Так было со мной и там, у Дубной Скалы. Я пришел в себя за каким-то завалом и заскрипел зубами:
— Олен! Олен! Окажись ты здесь, тебе бы несдобровать!
Я живо представлял себе, как он в каком-нибудь доме у Стречно, с моноклем — я и по сей день не знаю, почему именно с моноклем, — читает точно такую же карту, какая была и у меня, на ней тот же Ваг, те же Магура, Паношина, Минчол, Кривань, Старград, Липовец, Варин, шоссе, железные дороги, развалины замков, города, села, ручьи, речки; те же высоты, наши и его позиции, все старательно раскрашено цветными карандашами — с высокой штабной культурой; остро отточенным карандашом постукивая по кружку «Дубна Скала», он обращается к своему штабу: «Здесь я с ними разделаюсь. Здесь сломаю им хребет. Именно здесь!»

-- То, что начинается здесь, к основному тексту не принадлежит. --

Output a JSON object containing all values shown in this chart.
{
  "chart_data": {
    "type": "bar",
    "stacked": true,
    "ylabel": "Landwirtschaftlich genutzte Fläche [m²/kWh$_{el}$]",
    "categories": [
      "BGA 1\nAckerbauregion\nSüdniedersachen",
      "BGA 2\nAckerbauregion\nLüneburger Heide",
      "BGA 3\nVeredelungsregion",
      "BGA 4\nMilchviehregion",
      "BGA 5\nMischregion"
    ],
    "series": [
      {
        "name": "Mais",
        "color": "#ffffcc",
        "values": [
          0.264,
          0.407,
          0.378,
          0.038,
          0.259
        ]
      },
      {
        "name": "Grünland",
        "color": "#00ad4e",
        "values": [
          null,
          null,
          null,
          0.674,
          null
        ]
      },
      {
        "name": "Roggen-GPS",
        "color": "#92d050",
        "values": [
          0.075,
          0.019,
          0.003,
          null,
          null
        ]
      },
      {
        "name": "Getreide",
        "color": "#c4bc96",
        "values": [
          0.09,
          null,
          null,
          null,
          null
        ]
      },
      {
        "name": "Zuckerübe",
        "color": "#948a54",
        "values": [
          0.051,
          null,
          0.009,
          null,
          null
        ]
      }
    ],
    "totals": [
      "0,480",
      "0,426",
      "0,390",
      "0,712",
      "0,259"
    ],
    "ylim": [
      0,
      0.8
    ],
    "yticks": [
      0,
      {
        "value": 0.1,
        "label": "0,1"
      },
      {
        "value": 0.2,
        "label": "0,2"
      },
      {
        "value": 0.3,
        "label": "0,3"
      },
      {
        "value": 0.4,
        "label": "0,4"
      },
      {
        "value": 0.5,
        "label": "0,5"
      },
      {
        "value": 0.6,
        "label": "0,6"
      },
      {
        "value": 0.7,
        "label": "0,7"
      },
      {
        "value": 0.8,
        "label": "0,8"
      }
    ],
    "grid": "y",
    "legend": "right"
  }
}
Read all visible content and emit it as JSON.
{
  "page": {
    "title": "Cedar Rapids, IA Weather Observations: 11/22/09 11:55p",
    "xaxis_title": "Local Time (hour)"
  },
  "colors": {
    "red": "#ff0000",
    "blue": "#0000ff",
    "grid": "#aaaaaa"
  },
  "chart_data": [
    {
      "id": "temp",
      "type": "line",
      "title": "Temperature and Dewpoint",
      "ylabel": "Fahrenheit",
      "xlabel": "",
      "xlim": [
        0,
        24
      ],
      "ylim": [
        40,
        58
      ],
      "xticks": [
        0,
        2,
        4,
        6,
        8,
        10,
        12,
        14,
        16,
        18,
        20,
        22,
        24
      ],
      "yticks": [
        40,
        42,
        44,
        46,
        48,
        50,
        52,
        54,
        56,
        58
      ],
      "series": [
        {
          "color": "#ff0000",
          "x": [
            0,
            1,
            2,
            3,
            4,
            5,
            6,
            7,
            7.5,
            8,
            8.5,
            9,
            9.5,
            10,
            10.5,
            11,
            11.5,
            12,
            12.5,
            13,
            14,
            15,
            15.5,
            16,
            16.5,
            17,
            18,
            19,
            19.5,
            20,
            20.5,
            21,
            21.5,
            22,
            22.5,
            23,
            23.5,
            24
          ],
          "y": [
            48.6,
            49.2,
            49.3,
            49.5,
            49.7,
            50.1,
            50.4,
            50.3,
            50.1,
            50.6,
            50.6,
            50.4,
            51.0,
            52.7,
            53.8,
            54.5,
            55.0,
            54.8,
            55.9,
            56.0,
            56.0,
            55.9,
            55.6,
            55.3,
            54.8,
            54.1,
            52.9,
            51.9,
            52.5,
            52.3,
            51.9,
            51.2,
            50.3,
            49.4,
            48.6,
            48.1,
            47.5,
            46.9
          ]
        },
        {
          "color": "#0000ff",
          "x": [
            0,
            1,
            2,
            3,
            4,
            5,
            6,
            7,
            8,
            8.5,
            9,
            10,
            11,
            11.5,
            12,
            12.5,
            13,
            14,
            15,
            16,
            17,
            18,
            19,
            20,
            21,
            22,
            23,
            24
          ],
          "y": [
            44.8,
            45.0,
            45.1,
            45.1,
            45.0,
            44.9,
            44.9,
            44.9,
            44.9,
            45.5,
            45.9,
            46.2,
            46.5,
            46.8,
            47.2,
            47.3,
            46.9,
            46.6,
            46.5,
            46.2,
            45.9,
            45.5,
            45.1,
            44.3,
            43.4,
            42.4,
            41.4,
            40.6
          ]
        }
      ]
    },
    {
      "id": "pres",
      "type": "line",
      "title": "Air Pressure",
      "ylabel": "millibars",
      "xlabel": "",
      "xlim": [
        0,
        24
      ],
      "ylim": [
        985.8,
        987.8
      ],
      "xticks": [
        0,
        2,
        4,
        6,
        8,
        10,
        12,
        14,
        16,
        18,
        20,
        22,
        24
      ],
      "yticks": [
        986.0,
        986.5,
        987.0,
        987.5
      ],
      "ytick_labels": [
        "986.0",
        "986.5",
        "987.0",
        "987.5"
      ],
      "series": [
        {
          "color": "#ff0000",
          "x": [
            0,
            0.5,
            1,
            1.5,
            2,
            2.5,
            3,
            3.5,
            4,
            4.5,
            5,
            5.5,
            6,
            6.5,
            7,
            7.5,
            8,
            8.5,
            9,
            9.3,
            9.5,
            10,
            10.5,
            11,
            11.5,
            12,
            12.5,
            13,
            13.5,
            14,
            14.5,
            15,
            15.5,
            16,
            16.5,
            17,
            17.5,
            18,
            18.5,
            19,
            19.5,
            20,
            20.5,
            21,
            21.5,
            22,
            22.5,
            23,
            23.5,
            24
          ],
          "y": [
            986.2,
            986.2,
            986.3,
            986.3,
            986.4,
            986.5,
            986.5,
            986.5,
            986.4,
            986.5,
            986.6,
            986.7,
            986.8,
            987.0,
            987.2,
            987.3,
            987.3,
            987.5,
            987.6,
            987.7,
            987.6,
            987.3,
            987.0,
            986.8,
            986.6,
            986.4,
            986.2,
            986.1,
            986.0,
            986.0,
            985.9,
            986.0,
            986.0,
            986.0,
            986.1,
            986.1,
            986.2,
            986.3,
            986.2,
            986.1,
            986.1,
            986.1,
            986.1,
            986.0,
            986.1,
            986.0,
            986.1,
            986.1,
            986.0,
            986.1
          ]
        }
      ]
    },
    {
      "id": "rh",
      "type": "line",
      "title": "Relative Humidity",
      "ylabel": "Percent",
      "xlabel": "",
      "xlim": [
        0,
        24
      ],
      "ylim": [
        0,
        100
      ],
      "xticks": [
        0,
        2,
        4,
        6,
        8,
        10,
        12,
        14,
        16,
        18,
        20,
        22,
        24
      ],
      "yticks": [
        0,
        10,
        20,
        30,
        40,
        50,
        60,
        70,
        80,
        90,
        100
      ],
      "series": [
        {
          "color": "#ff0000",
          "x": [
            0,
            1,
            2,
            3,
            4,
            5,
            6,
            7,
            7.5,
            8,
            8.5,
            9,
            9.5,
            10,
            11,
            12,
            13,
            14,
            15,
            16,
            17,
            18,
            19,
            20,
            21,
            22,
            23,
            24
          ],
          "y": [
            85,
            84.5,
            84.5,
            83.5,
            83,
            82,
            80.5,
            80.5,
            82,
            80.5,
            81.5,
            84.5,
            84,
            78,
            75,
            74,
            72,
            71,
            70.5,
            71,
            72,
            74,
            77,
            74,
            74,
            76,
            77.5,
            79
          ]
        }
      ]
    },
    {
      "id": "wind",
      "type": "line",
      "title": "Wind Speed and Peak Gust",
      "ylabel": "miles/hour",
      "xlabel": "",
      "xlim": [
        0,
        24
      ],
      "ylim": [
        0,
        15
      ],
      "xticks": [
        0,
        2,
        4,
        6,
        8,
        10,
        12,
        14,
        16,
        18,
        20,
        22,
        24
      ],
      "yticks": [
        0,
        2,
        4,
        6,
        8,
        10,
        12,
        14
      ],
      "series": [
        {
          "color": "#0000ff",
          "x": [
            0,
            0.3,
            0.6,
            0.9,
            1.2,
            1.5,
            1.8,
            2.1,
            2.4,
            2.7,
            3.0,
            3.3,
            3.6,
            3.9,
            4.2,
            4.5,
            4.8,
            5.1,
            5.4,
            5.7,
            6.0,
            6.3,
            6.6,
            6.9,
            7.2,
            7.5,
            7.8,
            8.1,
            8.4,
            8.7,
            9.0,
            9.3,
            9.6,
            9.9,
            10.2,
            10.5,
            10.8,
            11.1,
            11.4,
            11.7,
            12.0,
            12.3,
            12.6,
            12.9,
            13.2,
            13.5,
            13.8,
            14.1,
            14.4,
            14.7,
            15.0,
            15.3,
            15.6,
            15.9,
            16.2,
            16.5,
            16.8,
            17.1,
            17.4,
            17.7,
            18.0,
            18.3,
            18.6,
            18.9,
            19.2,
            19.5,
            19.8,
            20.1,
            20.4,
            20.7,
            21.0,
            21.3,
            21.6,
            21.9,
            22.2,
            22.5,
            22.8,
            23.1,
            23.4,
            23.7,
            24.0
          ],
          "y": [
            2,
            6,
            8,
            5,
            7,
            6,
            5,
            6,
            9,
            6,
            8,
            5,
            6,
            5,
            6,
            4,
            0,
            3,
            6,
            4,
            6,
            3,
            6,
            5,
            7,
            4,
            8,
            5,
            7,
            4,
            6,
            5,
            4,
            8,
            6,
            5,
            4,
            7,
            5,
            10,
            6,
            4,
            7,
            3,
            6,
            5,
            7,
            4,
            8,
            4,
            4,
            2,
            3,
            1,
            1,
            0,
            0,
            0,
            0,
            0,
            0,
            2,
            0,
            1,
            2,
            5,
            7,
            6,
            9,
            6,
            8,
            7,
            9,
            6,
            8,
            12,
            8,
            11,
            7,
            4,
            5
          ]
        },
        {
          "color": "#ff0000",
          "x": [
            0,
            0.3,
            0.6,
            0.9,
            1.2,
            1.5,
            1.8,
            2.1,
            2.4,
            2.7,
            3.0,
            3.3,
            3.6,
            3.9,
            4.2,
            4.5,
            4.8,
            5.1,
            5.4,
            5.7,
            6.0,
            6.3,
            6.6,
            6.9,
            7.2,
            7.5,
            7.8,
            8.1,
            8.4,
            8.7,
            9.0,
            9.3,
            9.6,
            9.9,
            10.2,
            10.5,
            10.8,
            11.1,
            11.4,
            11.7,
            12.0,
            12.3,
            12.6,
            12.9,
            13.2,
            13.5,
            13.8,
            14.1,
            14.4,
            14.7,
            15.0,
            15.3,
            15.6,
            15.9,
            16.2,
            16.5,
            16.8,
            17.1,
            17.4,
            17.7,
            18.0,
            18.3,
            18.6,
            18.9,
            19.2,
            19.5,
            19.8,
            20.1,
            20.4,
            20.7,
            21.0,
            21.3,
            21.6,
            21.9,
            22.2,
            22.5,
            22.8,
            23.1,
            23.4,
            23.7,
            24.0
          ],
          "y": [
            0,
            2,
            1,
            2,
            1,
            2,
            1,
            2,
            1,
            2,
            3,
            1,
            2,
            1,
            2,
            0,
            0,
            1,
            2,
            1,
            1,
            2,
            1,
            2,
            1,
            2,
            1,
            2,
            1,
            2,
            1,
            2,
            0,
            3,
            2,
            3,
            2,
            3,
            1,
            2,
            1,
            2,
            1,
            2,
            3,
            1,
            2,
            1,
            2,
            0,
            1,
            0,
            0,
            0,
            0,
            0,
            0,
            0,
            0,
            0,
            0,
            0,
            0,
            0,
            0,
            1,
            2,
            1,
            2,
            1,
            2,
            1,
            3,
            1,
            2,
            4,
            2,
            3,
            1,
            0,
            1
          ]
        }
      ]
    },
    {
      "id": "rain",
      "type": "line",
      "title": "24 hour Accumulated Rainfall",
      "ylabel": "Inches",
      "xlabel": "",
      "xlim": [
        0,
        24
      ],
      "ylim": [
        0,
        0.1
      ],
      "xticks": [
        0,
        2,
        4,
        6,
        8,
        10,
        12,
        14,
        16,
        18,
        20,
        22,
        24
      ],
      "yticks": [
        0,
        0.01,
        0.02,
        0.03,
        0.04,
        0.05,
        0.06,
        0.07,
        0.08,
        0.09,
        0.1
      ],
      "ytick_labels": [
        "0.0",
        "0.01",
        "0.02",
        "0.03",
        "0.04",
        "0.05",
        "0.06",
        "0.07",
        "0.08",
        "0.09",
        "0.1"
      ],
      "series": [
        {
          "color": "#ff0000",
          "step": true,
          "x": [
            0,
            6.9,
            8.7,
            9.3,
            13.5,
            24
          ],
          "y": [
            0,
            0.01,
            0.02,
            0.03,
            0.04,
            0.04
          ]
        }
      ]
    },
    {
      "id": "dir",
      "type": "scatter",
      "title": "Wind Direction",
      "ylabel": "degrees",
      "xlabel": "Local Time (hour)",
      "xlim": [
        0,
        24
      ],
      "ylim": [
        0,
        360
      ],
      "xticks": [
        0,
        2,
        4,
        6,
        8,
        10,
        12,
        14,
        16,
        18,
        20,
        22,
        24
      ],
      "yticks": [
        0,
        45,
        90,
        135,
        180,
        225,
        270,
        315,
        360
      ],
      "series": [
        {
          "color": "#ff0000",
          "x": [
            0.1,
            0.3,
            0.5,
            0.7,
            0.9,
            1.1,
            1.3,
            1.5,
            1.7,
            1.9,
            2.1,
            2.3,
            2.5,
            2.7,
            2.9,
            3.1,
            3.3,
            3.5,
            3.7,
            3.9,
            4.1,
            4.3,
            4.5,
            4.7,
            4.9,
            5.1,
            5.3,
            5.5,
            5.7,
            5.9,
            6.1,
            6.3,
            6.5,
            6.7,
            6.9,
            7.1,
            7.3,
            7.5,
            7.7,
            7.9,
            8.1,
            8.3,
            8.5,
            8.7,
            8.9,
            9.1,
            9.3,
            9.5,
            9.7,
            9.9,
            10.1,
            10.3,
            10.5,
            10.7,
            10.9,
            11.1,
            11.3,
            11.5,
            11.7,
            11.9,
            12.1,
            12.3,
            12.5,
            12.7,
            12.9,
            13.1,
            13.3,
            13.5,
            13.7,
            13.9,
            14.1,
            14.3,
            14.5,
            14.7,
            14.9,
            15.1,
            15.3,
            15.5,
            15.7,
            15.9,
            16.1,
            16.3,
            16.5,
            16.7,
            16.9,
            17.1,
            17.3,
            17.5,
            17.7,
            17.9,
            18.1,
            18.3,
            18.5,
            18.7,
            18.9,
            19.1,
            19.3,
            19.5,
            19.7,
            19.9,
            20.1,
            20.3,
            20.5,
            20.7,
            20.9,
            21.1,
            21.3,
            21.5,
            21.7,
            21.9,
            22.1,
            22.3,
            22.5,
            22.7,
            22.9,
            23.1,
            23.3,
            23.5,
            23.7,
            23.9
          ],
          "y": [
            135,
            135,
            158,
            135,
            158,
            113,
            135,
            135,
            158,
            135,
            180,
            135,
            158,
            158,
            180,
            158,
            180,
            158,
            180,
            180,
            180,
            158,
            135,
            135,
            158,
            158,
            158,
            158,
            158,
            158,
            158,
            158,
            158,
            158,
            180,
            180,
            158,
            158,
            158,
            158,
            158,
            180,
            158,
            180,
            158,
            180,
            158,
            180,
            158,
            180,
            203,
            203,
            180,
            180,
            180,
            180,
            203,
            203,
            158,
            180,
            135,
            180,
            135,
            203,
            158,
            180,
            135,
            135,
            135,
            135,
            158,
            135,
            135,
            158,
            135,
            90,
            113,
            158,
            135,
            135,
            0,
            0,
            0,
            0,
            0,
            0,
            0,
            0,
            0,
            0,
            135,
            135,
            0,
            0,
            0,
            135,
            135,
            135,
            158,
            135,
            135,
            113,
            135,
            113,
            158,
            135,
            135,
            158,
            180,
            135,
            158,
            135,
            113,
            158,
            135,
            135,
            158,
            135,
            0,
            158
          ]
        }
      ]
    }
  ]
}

Как и мы в академии в Границе, он в своей академии на занятиях по истории войн наверняка зубрил теории известных авторитетов и философию разных школ…
Но разве наши бои вписывались в рамки тех доктрин, планов, концепций, проектов и принципов? Эта изнурительная, длившаяся до полного изнеможения схватка в узкой теснине, где превосходящей силе, технике, опыту «ремесла» войны, моменту неожиданности противостояли лишь сознательность, смелость и мужество? Что общего имела эта кровавая драка с тактическими инициативами, выжидательными маневрами, пассивными формами вооруженной борьбы, изматыванием противника в позиционной войне, как называется все это оперативное искусство командования войсками в сложных ситуациях? Ведь порой мы даже не знали, кто и откуда стреляет в нас, откуда на нас падают снаряды и мины, и точно так же мы не знали, кого, как и где бьем мы. Ведь из теории смерти тогда действовала только сама смерть.
Да, кстати. Я постоянно вспоминаю Олена, а вы и не знаете, о ком идет речь. Конрад Адольф Алоизиус Франц Мария Иосиф Губертус, господин фон Олен и Адлерсон, доктор политических наук, родился 6 октября 1896 года в Рейхене… с 1 апреля 1940 года майор, служил в 9-й танковой дивизии, с июня 1941 года полковник в частях резерва 178-й танковой дивизии. Как видите, опытный вояка, не какой-нибудь зеленый юнец. Начальник тех, что атаковали нас.
Я говорю, тех, что атаковали нас. Но и в этом смысле тоже сплошная путаница, никакой ясности. Существует масса сообщений, донесений, слухов, взглядов, мнений, полуправд, заключений, а в последнее время уже и документов.
Я уже упоминал Donnerschlag. Легенда.
Другие говорят, что на Стречно шла 18-я бронетанковая дивизия СС. Но эта дивизия находилась тогда у Нового Сонча и получила приказ выделить ударную группу штурмбаннфюрера Шефера, перейти границу в ночь на 31 августа в направлении на Кежмарок, Попрад и пробиться на Липтов, что ей и удалось, так что оказаться у Жилины она никак не могла.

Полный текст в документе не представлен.